Statistically, their parents are the most likely to be attached to, protective of, and invested in them.
They receive the distinct, complementary kinds of love that issue from a man and woman, which benefit the child’s development. And, the opposite-sex couple grants children something that they crave: their biological identity.
Things are different for kids in same-sex-headed households. No matter how loving the two adults are, they will be raised at best by only one biological parent, and sometimes by no biological parent. They will likely suffer mother-hunger or father-hunger, and when they look in the mirror they will wonder who gave them their unique eyes, nose, mouth, and hair.
The children are not getting equal treatment in these two kinds of households. But the new definition of parenthood isn’t interested in what kids need.
In the name of nondiscrimination, courts like the one in New York are only interested in what adults have access to. New York law now demands that both same-sex and opposite-sex couples, which are not equally ideal for kids, be treated equally in matters of parenthood. Other states have taken a similar path.
Frank’s Plea
Frank is obviously not part of an opposite-sex couple, but clearly, he still has a natural and legal right to raise his own children. That right has been violated, and he’s now taking his case to the Supreme Court.
But there’s another right that the justices should consider, one even more foundational to this case: the right of Frank’s children, and every child, to be known and loved by their biological parents whenever possible.
Frank’s children cannot file their own petition nor lodge an appeal. Yet they are the most important party in this legal triad between the state, the adults, and themselves. It was on their behalf that my nonprofit, Them Before Us, submitted an amicus brief to the Supreme Court last week.
I’ve never met Frank’s kids. I’ve never even had a conversation with them. But I can hazard an educated guess at what they’d say about this case because I am steeped in the research on family structure.
I participate in Facebook groups where adoptees and donor-conceived children are seeking out their lost parents. I have recorded the stories of now-grown children who were raised in similar situations—those whose parents broke up, who were conceived via a sperm or egg donor, and who have LGBT parents.

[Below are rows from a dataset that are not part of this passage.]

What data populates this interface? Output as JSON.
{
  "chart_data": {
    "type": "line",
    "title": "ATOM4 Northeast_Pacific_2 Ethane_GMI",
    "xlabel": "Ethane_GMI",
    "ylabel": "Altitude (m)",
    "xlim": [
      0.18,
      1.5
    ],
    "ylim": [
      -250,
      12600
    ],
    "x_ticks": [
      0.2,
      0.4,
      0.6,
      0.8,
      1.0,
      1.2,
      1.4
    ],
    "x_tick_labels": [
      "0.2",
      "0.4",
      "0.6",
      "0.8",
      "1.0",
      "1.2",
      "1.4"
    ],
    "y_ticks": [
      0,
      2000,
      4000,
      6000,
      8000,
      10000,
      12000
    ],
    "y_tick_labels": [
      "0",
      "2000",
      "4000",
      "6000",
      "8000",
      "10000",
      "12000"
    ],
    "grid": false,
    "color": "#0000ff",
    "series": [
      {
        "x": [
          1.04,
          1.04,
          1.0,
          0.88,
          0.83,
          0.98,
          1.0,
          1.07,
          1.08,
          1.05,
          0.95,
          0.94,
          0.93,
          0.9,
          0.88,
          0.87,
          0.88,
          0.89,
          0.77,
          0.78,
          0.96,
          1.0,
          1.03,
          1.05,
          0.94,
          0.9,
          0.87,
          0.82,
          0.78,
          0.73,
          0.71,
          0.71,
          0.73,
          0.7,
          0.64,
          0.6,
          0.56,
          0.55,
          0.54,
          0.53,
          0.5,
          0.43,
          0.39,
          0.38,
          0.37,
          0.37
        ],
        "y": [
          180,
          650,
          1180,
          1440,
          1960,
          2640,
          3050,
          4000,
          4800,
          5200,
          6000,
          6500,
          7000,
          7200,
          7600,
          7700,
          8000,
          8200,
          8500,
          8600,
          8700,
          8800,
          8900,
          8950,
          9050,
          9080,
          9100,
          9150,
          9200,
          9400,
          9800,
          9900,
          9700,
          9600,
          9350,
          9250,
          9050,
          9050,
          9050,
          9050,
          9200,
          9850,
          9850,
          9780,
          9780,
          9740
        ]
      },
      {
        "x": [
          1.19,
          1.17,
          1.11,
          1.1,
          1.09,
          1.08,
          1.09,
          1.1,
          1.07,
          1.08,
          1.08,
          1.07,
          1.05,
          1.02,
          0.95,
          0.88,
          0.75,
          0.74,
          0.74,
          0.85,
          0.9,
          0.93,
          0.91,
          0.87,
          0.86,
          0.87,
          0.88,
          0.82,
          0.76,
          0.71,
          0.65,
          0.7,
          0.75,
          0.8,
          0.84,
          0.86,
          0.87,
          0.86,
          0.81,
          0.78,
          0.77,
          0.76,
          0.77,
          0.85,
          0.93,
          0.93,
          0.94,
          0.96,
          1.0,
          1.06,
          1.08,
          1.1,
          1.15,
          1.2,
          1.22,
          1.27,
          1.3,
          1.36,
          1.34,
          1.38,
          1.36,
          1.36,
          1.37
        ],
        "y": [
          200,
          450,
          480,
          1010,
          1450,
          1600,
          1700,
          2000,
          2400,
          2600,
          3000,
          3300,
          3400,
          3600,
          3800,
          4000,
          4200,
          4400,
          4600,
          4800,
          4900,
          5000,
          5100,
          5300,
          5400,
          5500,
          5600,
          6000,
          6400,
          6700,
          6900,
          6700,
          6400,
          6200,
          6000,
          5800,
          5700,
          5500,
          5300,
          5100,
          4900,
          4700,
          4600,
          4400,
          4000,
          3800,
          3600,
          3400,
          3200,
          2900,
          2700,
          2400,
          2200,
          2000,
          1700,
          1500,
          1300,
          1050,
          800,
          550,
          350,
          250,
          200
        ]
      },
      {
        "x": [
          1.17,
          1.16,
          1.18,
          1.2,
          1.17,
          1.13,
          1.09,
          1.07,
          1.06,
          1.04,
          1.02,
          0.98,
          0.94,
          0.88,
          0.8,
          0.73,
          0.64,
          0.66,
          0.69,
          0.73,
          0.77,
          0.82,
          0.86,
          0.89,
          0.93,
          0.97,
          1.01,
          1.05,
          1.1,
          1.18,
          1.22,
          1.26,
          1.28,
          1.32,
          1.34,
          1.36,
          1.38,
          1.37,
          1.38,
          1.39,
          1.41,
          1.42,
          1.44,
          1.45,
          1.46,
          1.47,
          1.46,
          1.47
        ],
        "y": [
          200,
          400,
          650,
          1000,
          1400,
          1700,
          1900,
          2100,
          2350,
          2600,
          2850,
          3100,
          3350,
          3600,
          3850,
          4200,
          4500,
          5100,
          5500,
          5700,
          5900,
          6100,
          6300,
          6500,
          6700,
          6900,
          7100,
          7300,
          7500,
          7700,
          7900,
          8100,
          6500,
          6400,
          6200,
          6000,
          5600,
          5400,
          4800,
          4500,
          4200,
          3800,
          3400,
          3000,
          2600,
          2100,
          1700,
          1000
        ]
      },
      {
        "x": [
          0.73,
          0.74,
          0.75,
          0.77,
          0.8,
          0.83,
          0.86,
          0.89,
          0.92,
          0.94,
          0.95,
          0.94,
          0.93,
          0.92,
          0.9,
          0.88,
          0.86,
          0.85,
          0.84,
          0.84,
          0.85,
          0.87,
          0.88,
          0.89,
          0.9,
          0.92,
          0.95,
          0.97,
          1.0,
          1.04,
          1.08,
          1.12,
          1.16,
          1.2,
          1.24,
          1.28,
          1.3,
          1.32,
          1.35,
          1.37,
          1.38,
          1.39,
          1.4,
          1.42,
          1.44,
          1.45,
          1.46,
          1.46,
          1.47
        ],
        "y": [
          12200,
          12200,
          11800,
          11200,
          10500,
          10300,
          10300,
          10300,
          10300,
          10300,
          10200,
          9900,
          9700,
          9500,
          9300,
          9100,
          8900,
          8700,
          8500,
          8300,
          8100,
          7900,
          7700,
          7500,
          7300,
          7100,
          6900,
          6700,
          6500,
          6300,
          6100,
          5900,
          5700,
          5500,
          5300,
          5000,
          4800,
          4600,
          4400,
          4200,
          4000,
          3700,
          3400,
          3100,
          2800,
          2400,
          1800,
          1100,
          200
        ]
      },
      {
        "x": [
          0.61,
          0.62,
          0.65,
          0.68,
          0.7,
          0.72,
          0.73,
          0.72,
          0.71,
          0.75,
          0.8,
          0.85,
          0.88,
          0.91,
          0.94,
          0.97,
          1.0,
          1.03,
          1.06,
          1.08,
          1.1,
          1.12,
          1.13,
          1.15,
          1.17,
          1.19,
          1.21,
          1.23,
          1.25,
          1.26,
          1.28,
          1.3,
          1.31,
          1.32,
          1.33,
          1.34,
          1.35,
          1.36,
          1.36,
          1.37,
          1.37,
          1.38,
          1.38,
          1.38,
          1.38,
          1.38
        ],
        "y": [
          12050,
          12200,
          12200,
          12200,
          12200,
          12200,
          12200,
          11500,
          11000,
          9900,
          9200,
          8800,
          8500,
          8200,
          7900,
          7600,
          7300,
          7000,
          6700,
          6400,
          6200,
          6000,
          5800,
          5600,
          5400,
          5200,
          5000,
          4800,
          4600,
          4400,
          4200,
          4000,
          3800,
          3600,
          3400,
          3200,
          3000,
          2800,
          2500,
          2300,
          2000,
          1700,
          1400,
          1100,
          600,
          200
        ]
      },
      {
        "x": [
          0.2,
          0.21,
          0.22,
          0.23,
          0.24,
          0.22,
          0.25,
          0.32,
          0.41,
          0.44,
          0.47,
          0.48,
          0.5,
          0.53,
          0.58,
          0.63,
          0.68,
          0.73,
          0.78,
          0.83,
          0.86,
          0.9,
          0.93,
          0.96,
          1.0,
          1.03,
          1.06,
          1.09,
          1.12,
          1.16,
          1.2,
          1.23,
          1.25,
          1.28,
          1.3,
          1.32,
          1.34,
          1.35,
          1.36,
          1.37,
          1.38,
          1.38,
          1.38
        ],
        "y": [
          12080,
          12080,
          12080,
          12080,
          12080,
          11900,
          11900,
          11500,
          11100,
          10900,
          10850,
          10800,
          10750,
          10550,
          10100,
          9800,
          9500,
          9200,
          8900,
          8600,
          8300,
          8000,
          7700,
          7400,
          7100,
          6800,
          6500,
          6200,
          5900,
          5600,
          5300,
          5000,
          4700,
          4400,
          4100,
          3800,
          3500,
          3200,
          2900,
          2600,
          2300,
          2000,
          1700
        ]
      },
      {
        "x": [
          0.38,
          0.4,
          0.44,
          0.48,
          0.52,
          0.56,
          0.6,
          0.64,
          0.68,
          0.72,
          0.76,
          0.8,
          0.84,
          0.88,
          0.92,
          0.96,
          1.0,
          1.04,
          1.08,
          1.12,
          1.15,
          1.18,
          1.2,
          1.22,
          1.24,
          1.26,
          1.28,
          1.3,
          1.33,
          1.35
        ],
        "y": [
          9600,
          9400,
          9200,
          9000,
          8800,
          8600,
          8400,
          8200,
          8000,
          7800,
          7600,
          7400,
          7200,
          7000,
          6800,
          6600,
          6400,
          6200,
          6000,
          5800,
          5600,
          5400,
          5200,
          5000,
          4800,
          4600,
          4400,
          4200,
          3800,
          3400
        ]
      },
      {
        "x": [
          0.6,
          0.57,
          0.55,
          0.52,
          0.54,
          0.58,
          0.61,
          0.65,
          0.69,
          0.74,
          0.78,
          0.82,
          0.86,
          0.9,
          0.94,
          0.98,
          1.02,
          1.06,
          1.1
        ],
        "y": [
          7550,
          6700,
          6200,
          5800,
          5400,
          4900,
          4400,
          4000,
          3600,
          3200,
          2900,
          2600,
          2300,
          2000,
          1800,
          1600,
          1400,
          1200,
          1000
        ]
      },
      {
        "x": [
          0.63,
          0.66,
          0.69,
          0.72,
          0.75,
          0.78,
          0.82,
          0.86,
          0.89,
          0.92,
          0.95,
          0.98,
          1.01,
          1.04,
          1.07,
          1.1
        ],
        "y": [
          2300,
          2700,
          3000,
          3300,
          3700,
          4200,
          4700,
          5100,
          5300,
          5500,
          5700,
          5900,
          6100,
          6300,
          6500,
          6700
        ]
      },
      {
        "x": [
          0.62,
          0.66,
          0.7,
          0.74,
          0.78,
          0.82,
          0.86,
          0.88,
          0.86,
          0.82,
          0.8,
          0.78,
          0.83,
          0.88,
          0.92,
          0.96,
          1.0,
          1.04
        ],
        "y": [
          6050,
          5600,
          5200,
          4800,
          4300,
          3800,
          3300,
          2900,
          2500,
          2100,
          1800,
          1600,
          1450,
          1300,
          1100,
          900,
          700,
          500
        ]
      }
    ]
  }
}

If Frank’s 9-year-old twins could speak to the nine justices of the Supreme Court, they wouldn’t lay out a compelling legal argument (though we make one in our brief). They wouldn’t reference authorities on family structure (though we cite them in our brief). And they may not know other children who have suffered in the same way they have (though we quote them in our brief).
They would simply say, “Our dad matters to us in a way that no one else does. We need him and we miss him and we want him.”
What will happen if the Supreme Court takes this case, rules against Frank, and “intent to parent” becomes an acceptable basis for parenthood across the land?
First, parental rights will be threatened as the state will gain power to override the claims of parents to their children. Second, and even more terrifying, children will be considered commodities to be awarded to whichever adult has the money and means to acquire them—their rights, identity, and safety be damned.
It’s my hope that the Supreme Court will see the error of this new definition of parenthood and prioritize the rights of children over the “intent” of adults.